Les défis logistiques sont immenses, notamment le mauvais temps, les inondations, les terrains accidentés et les routes en mauvais état, la mauvaise connectivité Internet ou la mauvaise réception téléphonique, et bien d’autres. Certains de nos agents sur le terrain ont parcouru de nombreux kilomètres à pied ou à cheval, construit des ponts de fortune ou enduré de longues promenades en bateau pour atteindre des endroits éloignés. De graves risques sanitaires peuvent également retarder le travail sur le terrain, comme cela s’est produit avec l’épidémie d’Ebola de 2014-2015 au Libéria, en Sierra Leone et en Guinée. La COVID-19 nous a obligés à suspendre le travail sur le terrain pendant environ sept mois en 2020. Des événements politiques ou des conflits inattendus peuvent aussi faire dérailler nos plans. Il est important de noter que ces défis ne se limitent pas nécessairement qu’à la collecte des données. Nous rencontrons parfois de la résistance de la part des responsables gouvernementaux, en particulier lorsque les conclusions sont jugées peu flatteuses ou politiquement défavorables. Enfin, le financement est un défi constant. Permettez-moi de saisir cette occasion pour exprimer notre plus profonde gratitude à nos partenaires de longue date, aux bailleurs de fonds multilatéraux et bilatéraux et aux fondations privées pour leur soutien indéfectible. Chez Afrobarometer, nous remettons constamment en question le statu quo et déployons de nouveaux outils pour élargir notre champ d’action et la portée de notre travail. Cette vaste entreprise nécessite des financements supplémentaires. Malgré tous ces défis, nous restons déterminés à produire des données d’enquête indépendantes, fiables et de grande qualité.

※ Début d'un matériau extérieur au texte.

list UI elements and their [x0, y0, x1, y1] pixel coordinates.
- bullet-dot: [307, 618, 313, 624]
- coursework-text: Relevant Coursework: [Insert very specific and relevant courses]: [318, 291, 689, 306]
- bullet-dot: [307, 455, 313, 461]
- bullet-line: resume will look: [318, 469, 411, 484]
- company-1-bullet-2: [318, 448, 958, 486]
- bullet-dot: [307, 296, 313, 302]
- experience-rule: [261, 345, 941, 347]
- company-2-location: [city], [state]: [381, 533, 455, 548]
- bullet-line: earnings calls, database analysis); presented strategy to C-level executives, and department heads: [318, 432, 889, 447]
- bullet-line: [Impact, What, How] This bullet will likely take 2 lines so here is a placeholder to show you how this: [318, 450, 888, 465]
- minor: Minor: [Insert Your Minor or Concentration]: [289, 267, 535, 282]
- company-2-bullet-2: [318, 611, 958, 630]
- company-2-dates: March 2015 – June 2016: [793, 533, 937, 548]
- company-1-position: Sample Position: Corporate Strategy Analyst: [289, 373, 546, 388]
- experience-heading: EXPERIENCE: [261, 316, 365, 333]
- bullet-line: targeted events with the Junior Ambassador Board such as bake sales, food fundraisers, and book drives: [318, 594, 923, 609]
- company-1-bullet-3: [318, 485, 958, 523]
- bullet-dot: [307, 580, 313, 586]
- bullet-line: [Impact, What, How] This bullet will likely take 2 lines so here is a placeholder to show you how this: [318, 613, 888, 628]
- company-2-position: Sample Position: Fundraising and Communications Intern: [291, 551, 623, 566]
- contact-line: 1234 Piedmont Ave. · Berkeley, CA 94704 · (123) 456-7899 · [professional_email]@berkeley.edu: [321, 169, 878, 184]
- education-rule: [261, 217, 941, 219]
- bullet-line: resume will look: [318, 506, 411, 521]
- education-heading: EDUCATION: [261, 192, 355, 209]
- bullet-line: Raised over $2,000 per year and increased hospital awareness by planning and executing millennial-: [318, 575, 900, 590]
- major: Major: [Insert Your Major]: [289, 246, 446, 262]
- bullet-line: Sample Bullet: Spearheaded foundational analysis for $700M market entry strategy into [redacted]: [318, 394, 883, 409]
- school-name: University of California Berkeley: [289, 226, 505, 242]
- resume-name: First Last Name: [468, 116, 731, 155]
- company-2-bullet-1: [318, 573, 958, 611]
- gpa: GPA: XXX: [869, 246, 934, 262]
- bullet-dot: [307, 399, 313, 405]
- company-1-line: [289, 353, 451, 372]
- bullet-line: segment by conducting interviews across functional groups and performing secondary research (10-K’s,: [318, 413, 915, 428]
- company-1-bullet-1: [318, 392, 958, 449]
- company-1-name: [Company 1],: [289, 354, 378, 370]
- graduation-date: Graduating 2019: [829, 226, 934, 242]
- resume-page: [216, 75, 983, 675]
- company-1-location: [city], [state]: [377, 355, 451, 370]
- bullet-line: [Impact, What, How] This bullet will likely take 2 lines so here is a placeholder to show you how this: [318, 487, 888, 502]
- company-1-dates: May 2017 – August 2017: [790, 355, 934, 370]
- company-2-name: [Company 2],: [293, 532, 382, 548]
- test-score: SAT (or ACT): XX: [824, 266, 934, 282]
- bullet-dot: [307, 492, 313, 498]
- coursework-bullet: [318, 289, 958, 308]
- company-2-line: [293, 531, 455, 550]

Q : Afrobarometer prend le pouls des citoyens africains depuis plus de deux décennies sur des questions importantes et d’actualité. Face à la menace des changements climatiques, que disent les données d’Afrobarometer ?
Les changements climatiques font des ravages dans toute l’Afrique. De plus en plus, de graves sécheresses frappent le Sahel ; Les glaciers d’Afrique de l’Est fondent ; Le cyclone Idai en 2019 et les inondations meurtrières au KwaZulu Natal ont dévasté l’Afrique australe, entre autres.
Avant la COP27 en Égypte, nous avons publié des cartes sur les changements climatiques résumant nos conclusions dans 20 pays africains. En moyenne, seulement la moitié (51%) des citoyens sont conscients des changements climatiques. Cela appelle à une plus grande sensibilisation sur l’urgence climatique. Il est toutefois rassurant de constater que parmi ceux qui sont sensibilisés aux changements climatiques, une majorité souhaite que leur gouvernement agisse dès maintenant pour limiter les changements climatiques, même si cela coûte cher, entraîne des pertes d’emplois ou nuit à l’économie. Comme l’a dit à juste titre le Secrétaire Général de l’ONU, António Guterres, dans son discours d’ouverture de la COP27, “Le temps presse. Nous sommes dans le combat de nos vies”. Chez Afrobarometer, nous pensons que le changement est possible, mais seulement si nous agissons collectivement avec rapidité et à grande échelle pour éviter de franchir le seuil de réchauffement climatique de 1,5 °C. Plus important encore, les voix des citoyens africains doivent être prioritaires dans les politiques et décisions futures qui les affecteront.